The new rules reverse a decades-old policy and differ from a draft proposal circulated earlier this year that allowed contractors to contest such findings and even said the Energy Department would help pay for appeals.
Lawmakers from states with nuclear weapons plants said the administration’s original proposal ran counter to the intent of a bill Congress passed two years ago.
“It appears that DOE has addressed the major concerns that were raised about the draft rule last spring,” said Sen. Fred Thompson, R-Tenn., who added that more workers would now get compensated.
Richard Miller, a policy analyst with the Government Accountability Project, a Washington watchdog group, said Energy Secretary Spencer Abraham “overrode his own staff and really deserves some credit for reversing some of the flaws in the previous rule.”
The rule is aimed at helping thousands of workers across the country who were exposed to toxic substances at Energy Department facilities run by government contractors.
Those workers were not included in a year-old federal program that provides medical care and $150,000 each to weapons plant workers made ill by exposure to radiation or silica and beryllium, which cause lung diseases.
Instead, Congress told the Energy Department to help the chemical-exposed workers file claims under state worker compensation systems.
“This rule is directed at ensuring that DOE assists as many of those contractor employees, who may have been exposed to toxic substances while working at DOE facilities, as possible in obtaining the state workers’ compensation benefits they deserve,” Abraham said.

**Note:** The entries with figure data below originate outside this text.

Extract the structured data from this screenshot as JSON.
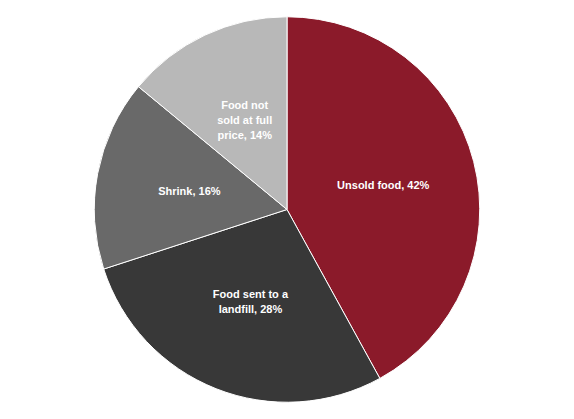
{
  "chart_data": {
    "type": "pie",
    "categories": [
      "Unsold food, 42%",
      "Food sent to a\nlandfill, 28%",
      "Shrink, 16%",
      "Food not\nsold at full\nprice, 14%"
    ],
    "values": [
      42,
      28,
      16,
      14
    ],
    "colors": [
      "#8B1A2A",
      "#383838",
      "#696969",
      "#B8B8B8"
    ]
  }
}
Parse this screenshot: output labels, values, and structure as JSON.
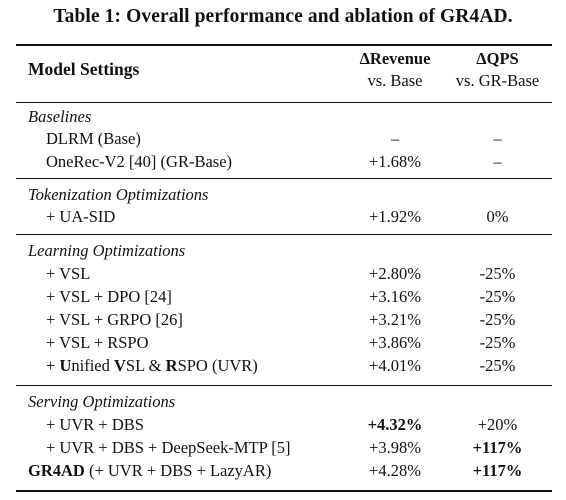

Under the new rule, the Energy Department will establish a uniform standard for physicians to consider when determining what made a worker sick.
“A single causation standard rather than 50 different state standards is a major help,” said Sen. George Voinovich, R-Ohio.
Lawmakers also praised the uniform standard for being generous rather than restrictive. It says a claimant should be reimbursed if exposure to a toxic substance on the job was “a significant factor in aggravating, contributing to or causing the worker’s illness or death.”
The new regulations also provide that only a majority vote is needed to find in favor of a claimant, compared with a unanimous vote needed under the old policy.
The potential cost of the claims is in the hundreds of millions of dollars. Many weapons plant contractors are self-insured and are reimbursed by the Energy Department for worker compensation costs.
But a problem still exists in cases where contractors have private insurance policies. The Energy Department has no contractual relationship with the private insurers and cannot instruct them to pay claims.
Similarly, if contractors are covered by a state insurance fund, the Energy Department has no authority to instruct the state fund to pay a sick worker claim.
Miller said his group now wants Congress to pass new legislation to make the federal government pay those claims as well.